PM still silent on Fiji’s economic situation

Prime Minister Sitiveni Rabuka with Alesi Taga (left), Filipe Taga and former netball rep Taufa Taga after the church service at the Nabua Methodist Church in Suva yesterday. Picture: ALESI TAGA/SUPPLIED

Prime Minister Sitiveni Rabuka says he is not in a position to speak about Fiji’s real economic situation.

For now, he said the focus was on utilising as efficiently as possible the country’s finances, based on the 2022-2023 Budget passed in Parliament last year.

The PM said this during a news conference last week where he was asked if he had been briefed on Fiji’s economic situation.

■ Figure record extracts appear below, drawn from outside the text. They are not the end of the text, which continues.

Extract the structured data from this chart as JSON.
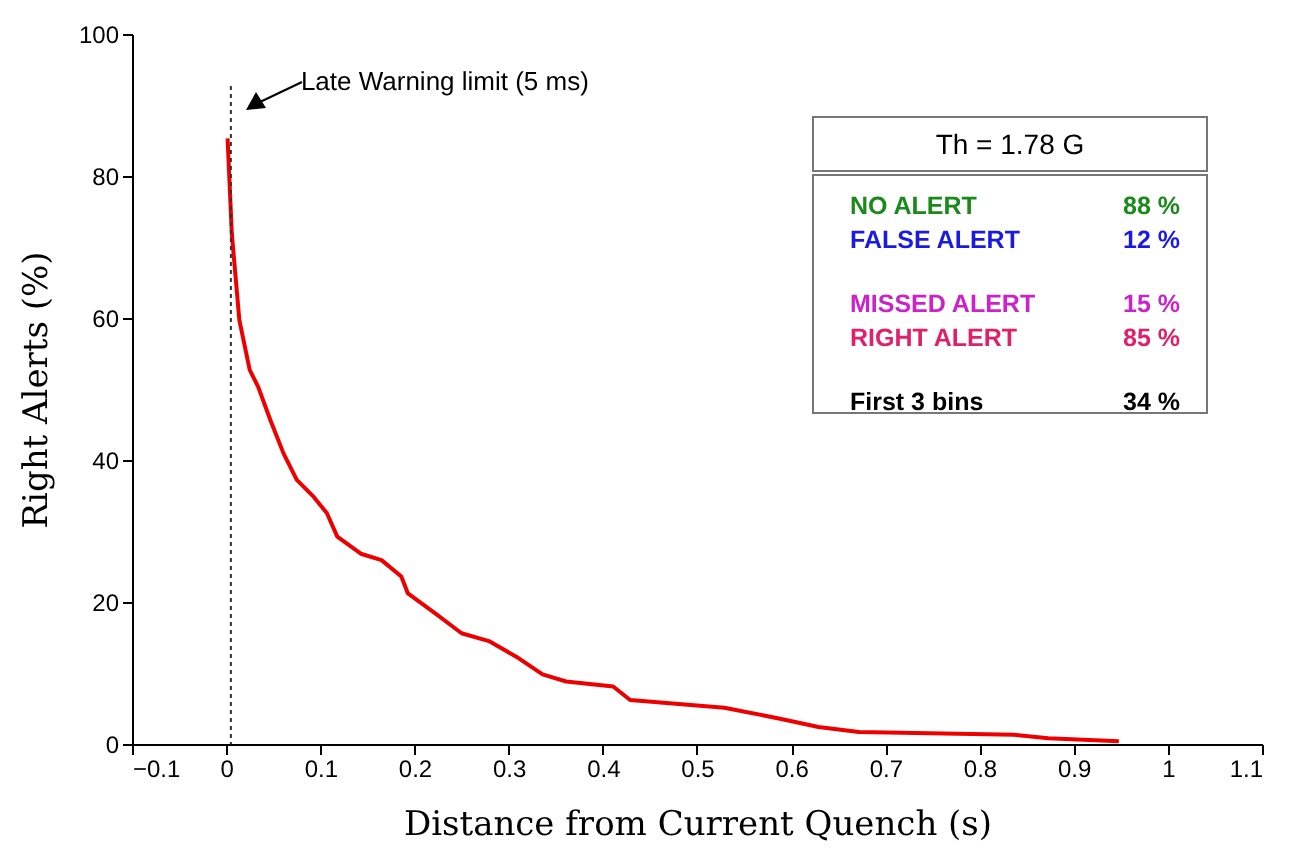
{
  "chart_data": {
    "type": "line",
    "xlabel": "Distance from Current Quench (s)",
    "ylabel": "Right Alerts (%)",
    "x": [
      0.0015,
      0.006,
      0.014,
      0.025,
      0.034,
      0.047,
      0.061,
      0.075,
      0.093,
      0.107,
      0.118,
      0.143,
      0.165,
      0.186,
      0.193,
      0.222,
      0.25,
      0.279,
      0.308,
      0.336,
      0.361,
      0.411,
      0.429,
      0.529,
      0.587,
      0.629,
      0.672,
      0.837,
      0.873,
      0.948
    ],
    "series": [
      {
        "color": "#ee0000",
        "values": [
          85.3,
          71.9,
          59.7,
          52.7,
          50.3,
          45.6,
          40.9,
          37.2,
          34.8,
          32.5,
          29.2,
          26.8,
          25.9,
          23.6,
          21.2,
          18.4,
          15.6,
          14.5,
          12.3,
          9.8,
          8.8,
          8.1,
          6.2,
          5.1,
          3.6,
          2.4,
          1.7,
          1.3,
          0.8,
          0.4
        ]
      }
    ],
    "xlim": [
      -0.1,
      1.1
    ],
    "xticks": [
      -0.1,
      0,
      0.1,
      0.2,
      0.3,
      0.4,
      0.5,
      0.6,
      0.7,
      0.8,
      0.9,
      1,
      1.1
    ],
    "ylim": [
      0,
      100
    ],
    "yticks": [
      0,
      20,
      40,
      60,
      80,
      100
    ],
    "ref_lines": [
      {
        "axis": "x",
        "value": 0.005,
        "label": "Late Warning limit (5 ms)",
        "line_style": "dotted",
        "color": "#333333"
      }
    ],
    "annotations": [
      "Th = 1.78 G",
      "NO ALERT",
      "88 %",
      "FALSE ALERT",
      "12 %",
      "MISSED ALERT",
      "15 %",
      "RIGHT ALERT",
      "85 %",
      "First 3 bins",
      "34 %"
    ],
    "grid": false,
    "marker": "none",
    "line_style": "solid"
  }
}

“We have not gotten to that,” he said.

“We have just gotten to the use of the budget that is remaining – which of our policies we can introduce right away without affecting the bottom line in that (2022-2023) budget.

“The other ones about employment, investment, and investor confidence that will also be part of the subsequent brief, and one of our policies we have to implement quickly to encourage investment coming in.”

In 1998 under Mr Rabuka’s government, Fiji’s debt to GDP ratio was 21 per cent, it increased in 2006 under Laisenia Qarase to 37 per cent – and in 2021 under the Voreqe Bainimarama government was 86 per cent.

While delivering the 2021-2022 Budget in July 2021, then Economy Minister Aiyaz Sayed-Khaiyum said Fiji’s debt was expected to rise to $9 billion or 91.6 per cent of GDP.

For the 2022-2023 fiscal year, Mr Sayed-Khaiyum projected Fiji’s debt to be at $9.98 billion or 85.2 per cent of GDP.

In an opinion piece published in The Fiji Times on November 19, 2022, renowned economist Professor Wadan Narsey said under the Sitiveni Rabuka government – between 1992 and 1998 – the average household debt rose from $8739 to $9048, an increase of $309 per household (in nominal terms) and the average household income rose from $40,521 to $43,091, an increase of $2570, or almost eight times the increase in public debt.

In stark comparison, under the Bainimarama Government, the average household debt rose by a massive $25,486, while the average household income rose from $47,126 to $47,877 – an increase of $1751.